I suppose my failing is not stating a clear style of how I would like the team to play and evolve. This is definitely ‘work in progress’ for me. So what is that style? For me, it is players comfortable and confident on the ball; quick passing; every single player involved in the game no matter where the ball is; playing out from the back; good transitions etc etc. My own team is very much a WIP on this but I need to help them understand the how and why.
As well as my own u16 team, I have watched quite a few other games lately involving older teams. There are certain themes evident in all the games. I have taken in matches up to adult level. Mostly, defences are made up of strong physical defenders who are good in the air and don’t take chances. I listened with interest for the shouts from the side of the park such as ‘clear your lines’ ; ‘No chances’ ; and the loudest shout I heard from a coach was ‘Great kick’ when the GK launched the ball the length of the park.

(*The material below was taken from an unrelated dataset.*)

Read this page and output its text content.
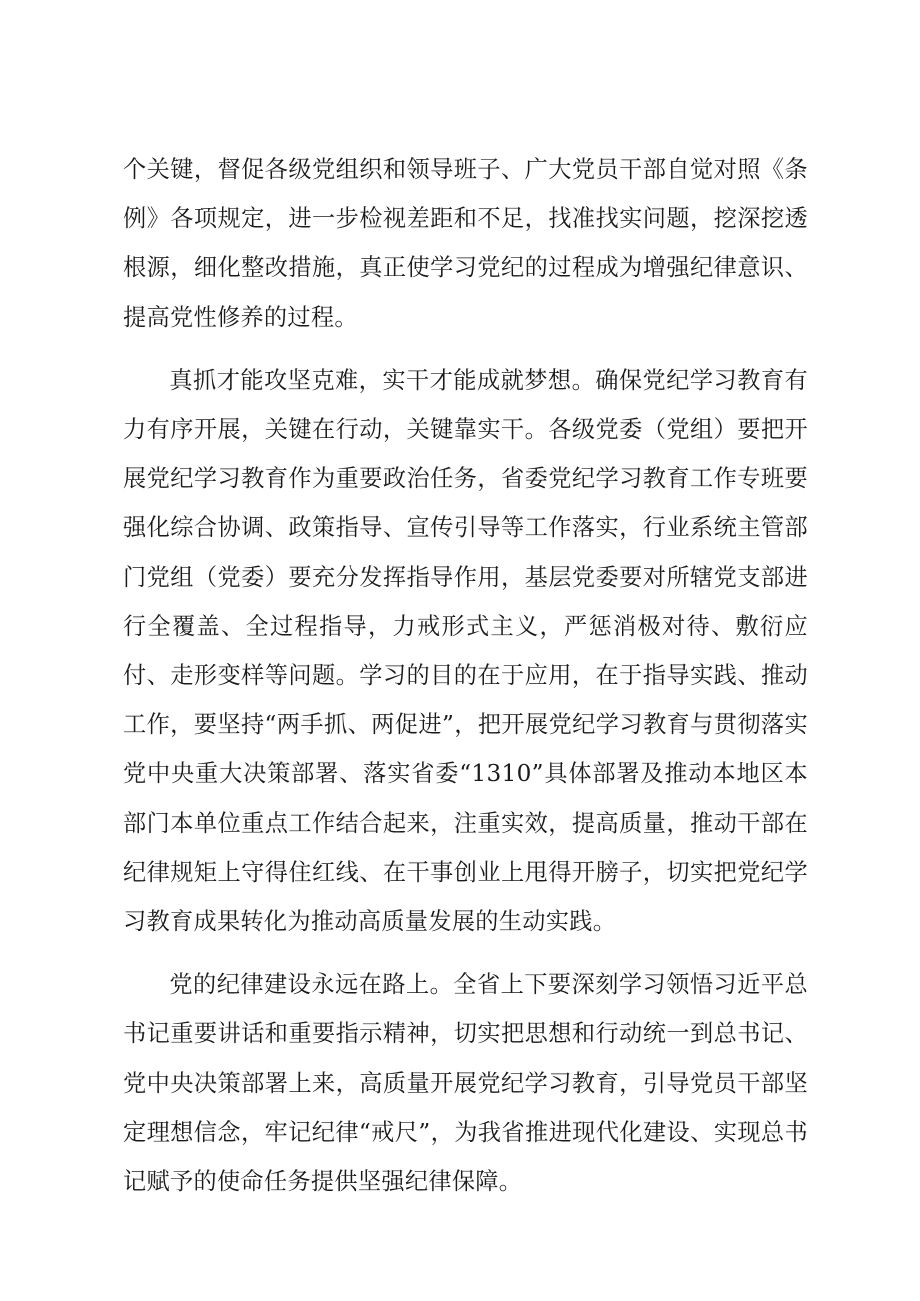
个关键，督促各级党组织和领导班子、广大党员干部自觉对照《条例》各项规定，进一步检视差距和不足，找准找实问题，挖深挖透根源，细化整改措施，真正使学习党纪的过程成为增强纪律意识、提高党性修养的过程。

真抓才能攻坚克难，实干才能成就梦想。确保党纪学习教育有力有序开展，关键在行动，关键靠实干。各级党委（党组）要把开展党纪学习教育作为重要政治任务，省委党纪学习教育工作专班要强化综合协调、政策指导、宣传引导等工作落实，行业系统主管部门党组（党委）要充分发挥指导作用，基层党委要对所辖党支部进行全覆盖、全过程指导，力戒形式主义，严惩消极对待、敷衍应付、走形变样等问题。学习的目的在于应用，在于指导实践、推动工作，要坚持“两手抓、两促进”，把开展党纪学习教育与贯彻落实党中央重大决策部署、落实省委“1310”具体部署及推动本地区本部门本单位重点工作结合起来，注重实效，提高质量，推动干部在纪律规矩上守得住红线、在干事创业上甩得开膀子，切实把党纪学习教育成果转化为推动高质量发展的生动实践。

党的纪律建设永远在路上。全省上下要深刻学习领悟习近平总书记重要讲话和重要指示精神，切实把思想和行动统一到总书记、党中央决策部署上来，高质量开展党纪学习教育，引导党员干部坚定理想信念，牢记纪律“戒尺”，为我省推进现代化建设、实现总书记赋予的使命任务提供坚强纪律保障。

On the same day I heard this I read a statement from Brendan Rogers following some impatience expressed by some Celtic supporters. It was summarised as:
“Or you can play Scottish football. Just smash it up the pitch. It hasn’t got you anywhere for 20 odd years”

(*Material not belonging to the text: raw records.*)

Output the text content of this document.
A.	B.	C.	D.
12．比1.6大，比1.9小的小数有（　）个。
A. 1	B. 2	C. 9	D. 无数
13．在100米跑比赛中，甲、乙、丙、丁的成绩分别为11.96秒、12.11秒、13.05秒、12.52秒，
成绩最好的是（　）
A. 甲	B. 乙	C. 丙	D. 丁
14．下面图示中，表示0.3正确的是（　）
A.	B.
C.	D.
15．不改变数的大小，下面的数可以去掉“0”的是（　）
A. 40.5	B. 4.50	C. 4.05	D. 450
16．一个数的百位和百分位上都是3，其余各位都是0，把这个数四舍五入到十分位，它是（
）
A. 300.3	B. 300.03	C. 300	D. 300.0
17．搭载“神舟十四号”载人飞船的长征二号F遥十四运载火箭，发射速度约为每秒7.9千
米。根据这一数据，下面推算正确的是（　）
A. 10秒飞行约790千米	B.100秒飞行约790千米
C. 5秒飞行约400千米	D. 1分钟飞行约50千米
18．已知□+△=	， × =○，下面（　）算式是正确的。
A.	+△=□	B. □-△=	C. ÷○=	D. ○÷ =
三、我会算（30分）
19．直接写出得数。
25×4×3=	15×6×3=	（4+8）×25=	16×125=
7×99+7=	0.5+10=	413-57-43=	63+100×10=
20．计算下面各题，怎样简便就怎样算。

Brendan is oh so right. The problem is that this way is still evident throughout all our age groups and is therefore the MO for Scottish football. I even see it in our youngest players. The cultural thought process is that if the ball is at the other end of the park then the opposition can’t score. Yes, we still live in the dark ages while other nations know that this is just giving the ball back to the opposition. I have watched matches that have seen both teams do this ‘no risks’ football. It actually more resembles a game of rugby where teams kick for position. To paraphrase Nigel Owens:
This is not rugby.
My own failings rear their ugly head again as I have both played in and coached teams doing this sort of thing. Well, it needs to stop. I need to work out how to get it across to players that they have a choice every second they are on the pitch. They need to start thinking for themselves rather than listening to the nonsense that comes from the side of the pitch (myself included). I actually asked a player to ignore me if I shouted something to him during a game. It is not about me, it is about the players. We need coaches to think differently and not always do it the same old way. We can make a difference but only if Jerry’s words are wringing in everyone’s ears!
So, I’ll say it again. Your Influence Is Never Neutral
Postscript: Thanks to Jerry, John O’Sullivan and Reed Maltbie Changing The Game Project for their continued inspiration on this.